I’ve just spent some time with a non-technical person who has just signed up for a £30 per month Vodafone internet dongle, which came with a “free” Samsung netbook running Windows 7 Starter Edition.
The user is returning it under the terms of the 14-day trial offer.
Why? Well, the requirement was for a small computer that would be connected to the Internet everywhere, within reason. The user also purchased Microsoft Office along with (for some reason I could not discern) Norton Internet Security.
The good news: the internet connection was fine when connected, something like 2.5Mb download speed on a brief test.
The bad news:
1. The little netbook was badly infested with trialware. Browsing the web was difficult because the already-small screen area was further filled by two additional toolbars, one from Google and the other from MacAfee, leaving barely half the screen for actual web pages. Google kept on prompting for permission to grab user data about location and who knows what else.
2. MacAfee was pre-installed and the task of removing it and replacing it with Norton was tricky, bearing in mind that Norton was delivered on a CD and there was no CD drive. MacAfee was constantly warning that the user was at risk.
3. Two Samsung dialogs popped up on each boot asking the user to do a backup to external storage.
4. The Vodafone connect software was bewildering. In part this was thanks to a complex UI. There also seemed to be bugs. The “usage limit” was preset at 50MB separately for 3G and GPRS; the deal allowed 3GB overall. Changing the usage limit seemed to work, but it reverted at next boot. Then it showed usage limit warnings, as 50MB had already been transferred. Once while I was there the Vodafone utility crashed completely.
5. The Vodafone dongle wobbled in the USB slot. Whenever it was attached it would come up with a dialog asking to run setup, because it included a storage area containing the utility software, even though the utility was already installed.
6. The Vodafone connection is managed through an icon in the notification area that you right-click to connect or disconnect. Windows 7 had hidden this thanks to the new default behaviour of the notification area, which is a usability disaster.
7. The Vodafone connection was set to prompt for a connection.
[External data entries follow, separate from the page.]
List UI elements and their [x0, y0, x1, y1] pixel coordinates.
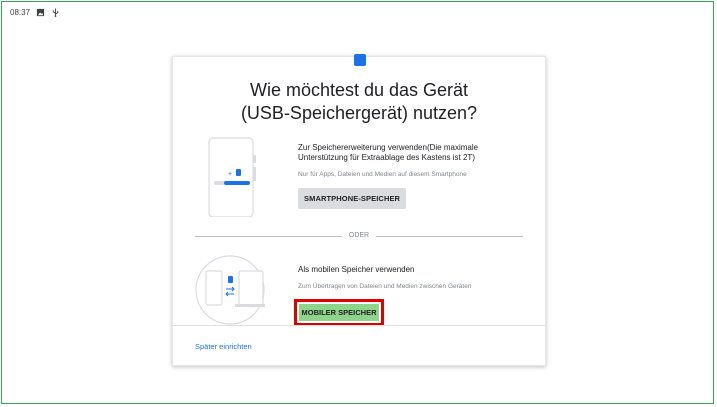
status-bar: 08:37 [10, 6, 60, 18]
status-time: 08:37 [10, 7, 31, 17]
portable-storage-button[interactable]: MOBILER SPEICHER [299, 304, 379, 321]
storage-setup-dialog: Wie möchtest du das Gerät (USB-Speicherg… [172, 54, 547, 366]
option-portable-title: Als mobilen Speicher verwenden [298, 265, 415, 274]
option-internal-text: Zur Speichererweiterung verwenden(Die ma… [298, 143, 523, 209]
footer-divider [173, 325, 545, 326]
phone-storage-illustration-icon: + [208, 137, 256, 217]
option-portable-subtitle: Zum Übertragen von Dateien und Medien zw… [298, 283, 472, 290]
setup-later-link[interactable]: Später einrichten [195, 342, 252, 351]
option-portable-text: Als mobilen Speicher verwenden Zum Übert… [298, 265, 523, 290]
portable-storage-illustration-icon [195, 255, 265, 325]
image-icon [36, 8, 45, 16]
option-internal-title: Zur Speichererweiterung verwenden(Die ma… [298, 143, 479, 162]
dialog-title: Wie möchtest du das Gerät (USB-Speicherg… [240, 80, 478, 123]
or-divider: ODER [195, 232, 523, 239]
usb-indicator-tab [354, 54, 366, 66]
option-internal-subtitle: Nur für Apps, Dateien und Medien auf die… [298, 171, 467, 178]
usb-icon [52, 7, 59, 17]
option-internal-storage: + Zur Speichererweiterung verwenden(Die … [173, 137, 547, 217]
phone-storage-button[interactable]: SMARTPHONE-SPEICHER [298, 188, 407, 209]
svg-text:+: + [228, 171, 232, 178]
portable-storage-button-highlight: MOBILER SPEICHER [294, 299, 384, 326]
It did sometimes display a prompt, but apparently on some kind of timeout, since it quickly closed without actually connecting. The prompt then did not reappear during that session.
The user concluded that it was too complicated to use, hence the return.
Now, for most readers of this blog I am sure none of the above would matter. We would uninstall MacAfee and Google toolbar, not buy Norton but simply install Microsoft Security Essentials, maybe use Google Chrome for a leaner browsing experience, remove any other software that was not essential (and there was other trialware that I did not have time to investigate), unset the silly option to hide notification icons, find a way of taming or replacing Vodafone’s connection utility, and all would be fine.
I am not sure of the value of the Vodafone contract; the deal is not too bad if you need to connect while out and about, though there is a heavy penalty charge of £15.00 per GB if you exceed 3GB in a month, and it is quite unsuitable if, as in this case, it is your only Internet connection and you plan to use it for things like BBC iPlayer.
That’s an aside. What I find depressing is that despite Microsoft’s efforts to improve Windows usability in 7, the real-world result can still be so poor.
In this case, most of the blame is with Vodafone for poor software, and Samsung for taking all those trialware fees. I guess it is not that bad a deal, since there is almost always someone around who is willing or enjoys solving these puzzles and getting everything working.
Still, here is a customer who wanted and was willing to pay for a no-frills, always-connected internet device, and was let down.
Here also is the market that Apple aims to satisfy with iPad, and Google with devices running Chrome OS.
I wish them every success, since it seems that the Microsoft + OEM Windows culture cannot easily meet this need.